Personnellement je pense que nous avons à Marseille une scène d'une richesse et d'une activité clairement sous-estimée/médiatisée ... vous qui êtes du coin, qu'en pensez-vous ?
(Diego) : Lorsque l'on parle de Marseille et ça concerne tous les domaines, on dit souvent que la ville a un gros potentiel mal exploité. Dans la musique, c'est un peu pareil. Il y a bien les rappeurs, qui eux manient bien la com' et savent s'exporter, mais bon je préfère ne pas m'étendre sur le sujet. Mais pour le reste et en particulier la scène rock il est clair qu'il y a un problème de visibilité. C'est pour partie en raison de la situation géographique, on peut dire ce que l'on veut, Marseille est loin du cur de l'activité et des faiseurs de buzz.

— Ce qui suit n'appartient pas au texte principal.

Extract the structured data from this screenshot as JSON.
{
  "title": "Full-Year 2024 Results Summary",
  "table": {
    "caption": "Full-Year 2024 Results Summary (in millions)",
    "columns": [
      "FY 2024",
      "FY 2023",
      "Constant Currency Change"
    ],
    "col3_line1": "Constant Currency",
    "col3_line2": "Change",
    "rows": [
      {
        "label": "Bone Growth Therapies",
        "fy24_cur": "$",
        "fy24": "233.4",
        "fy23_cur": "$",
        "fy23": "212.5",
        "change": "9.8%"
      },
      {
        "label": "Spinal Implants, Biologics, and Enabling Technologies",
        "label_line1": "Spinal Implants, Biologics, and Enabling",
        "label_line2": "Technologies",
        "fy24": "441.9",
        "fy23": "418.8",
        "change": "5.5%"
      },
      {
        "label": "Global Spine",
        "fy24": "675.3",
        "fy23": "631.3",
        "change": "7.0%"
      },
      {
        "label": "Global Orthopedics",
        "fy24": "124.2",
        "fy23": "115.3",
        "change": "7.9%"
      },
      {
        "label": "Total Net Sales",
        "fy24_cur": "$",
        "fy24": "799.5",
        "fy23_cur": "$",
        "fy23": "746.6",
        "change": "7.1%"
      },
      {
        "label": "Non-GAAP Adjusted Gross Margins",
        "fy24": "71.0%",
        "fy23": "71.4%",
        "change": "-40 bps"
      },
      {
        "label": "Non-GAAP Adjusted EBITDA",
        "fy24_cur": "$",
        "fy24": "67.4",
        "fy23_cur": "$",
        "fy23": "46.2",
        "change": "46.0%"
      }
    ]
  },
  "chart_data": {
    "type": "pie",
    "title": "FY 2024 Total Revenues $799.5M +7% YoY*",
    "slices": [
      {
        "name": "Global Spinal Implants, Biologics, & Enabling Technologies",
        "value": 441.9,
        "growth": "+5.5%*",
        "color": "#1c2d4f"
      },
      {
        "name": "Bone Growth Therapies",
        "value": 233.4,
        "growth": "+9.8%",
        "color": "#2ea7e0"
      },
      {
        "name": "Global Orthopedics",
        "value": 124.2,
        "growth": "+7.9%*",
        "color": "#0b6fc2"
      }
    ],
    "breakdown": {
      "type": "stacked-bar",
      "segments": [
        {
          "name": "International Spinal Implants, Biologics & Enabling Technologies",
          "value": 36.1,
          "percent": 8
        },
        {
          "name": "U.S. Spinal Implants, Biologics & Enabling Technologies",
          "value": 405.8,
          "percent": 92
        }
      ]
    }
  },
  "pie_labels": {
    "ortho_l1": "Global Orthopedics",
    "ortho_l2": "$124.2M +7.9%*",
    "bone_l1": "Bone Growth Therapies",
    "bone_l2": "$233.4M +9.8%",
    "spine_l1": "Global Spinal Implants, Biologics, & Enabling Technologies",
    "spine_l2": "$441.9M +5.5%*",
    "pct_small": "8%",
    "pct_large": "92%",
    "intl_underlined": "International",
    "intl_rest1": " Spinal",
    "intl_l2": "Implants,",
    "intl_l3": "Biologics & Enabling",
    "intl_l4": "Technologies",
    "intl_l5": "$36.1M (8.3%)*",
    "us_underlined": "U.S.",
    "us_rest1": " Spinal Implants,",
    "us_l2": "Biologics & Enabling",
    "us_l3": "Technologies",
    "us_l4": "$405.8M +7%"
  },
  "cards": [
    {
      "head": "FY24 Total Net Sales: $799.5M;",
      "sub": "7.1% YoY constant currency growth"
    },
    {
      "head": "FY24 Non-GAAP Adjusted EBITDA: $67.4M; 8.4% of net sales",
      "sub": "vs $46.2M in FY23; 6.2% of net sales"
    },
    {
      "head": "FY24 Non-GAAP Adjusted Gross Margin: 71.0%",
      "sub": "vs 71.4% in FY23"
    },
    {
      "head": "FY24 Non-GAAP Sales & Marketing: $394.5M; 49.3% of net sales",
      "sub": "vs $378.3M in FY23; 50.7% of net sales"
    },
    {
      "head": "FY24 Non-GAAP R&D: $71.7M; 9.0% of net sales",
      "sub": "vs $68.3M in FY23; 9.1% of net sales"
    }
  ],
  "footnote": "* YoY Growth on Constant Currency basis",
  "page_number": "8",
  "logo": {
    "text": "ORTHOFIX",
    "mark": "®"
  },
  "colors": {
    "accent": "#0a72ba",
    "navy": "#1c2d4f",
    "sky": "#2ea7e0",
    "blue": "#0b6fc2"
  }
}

(Polar) : Comme tu le dis fort justement, il y a énormément de groupes de très grande qualité à Marseille et alentour, et des activistes du rock - dont tu fais partie, avec Stefan Raffi, l'équipe de Phocéa rocks, celle du Vortex, Lollipop et tous ceux qui font vivre les salles de concert, qui sont finalement assez nombreuses, ainsi qu'un vrai public qui fréquente assidûment ces lieux. Mais le public rock de la ville n'est pas extensible et effectivement, la ville est un peu à l'écart des grands axes... Même un groupe emblématique comme les Cure n'est pas passé à Marseille pour cette tournée, mais à Montpellier ! De plus, l'image de la ville à l'extérieur, c'est le métissage culturel, le rap, l'accent et les cigales... pas très rock'n'roll ! Et c'est difficile de se dépêtrer de cette image qui nous colle aux baskets.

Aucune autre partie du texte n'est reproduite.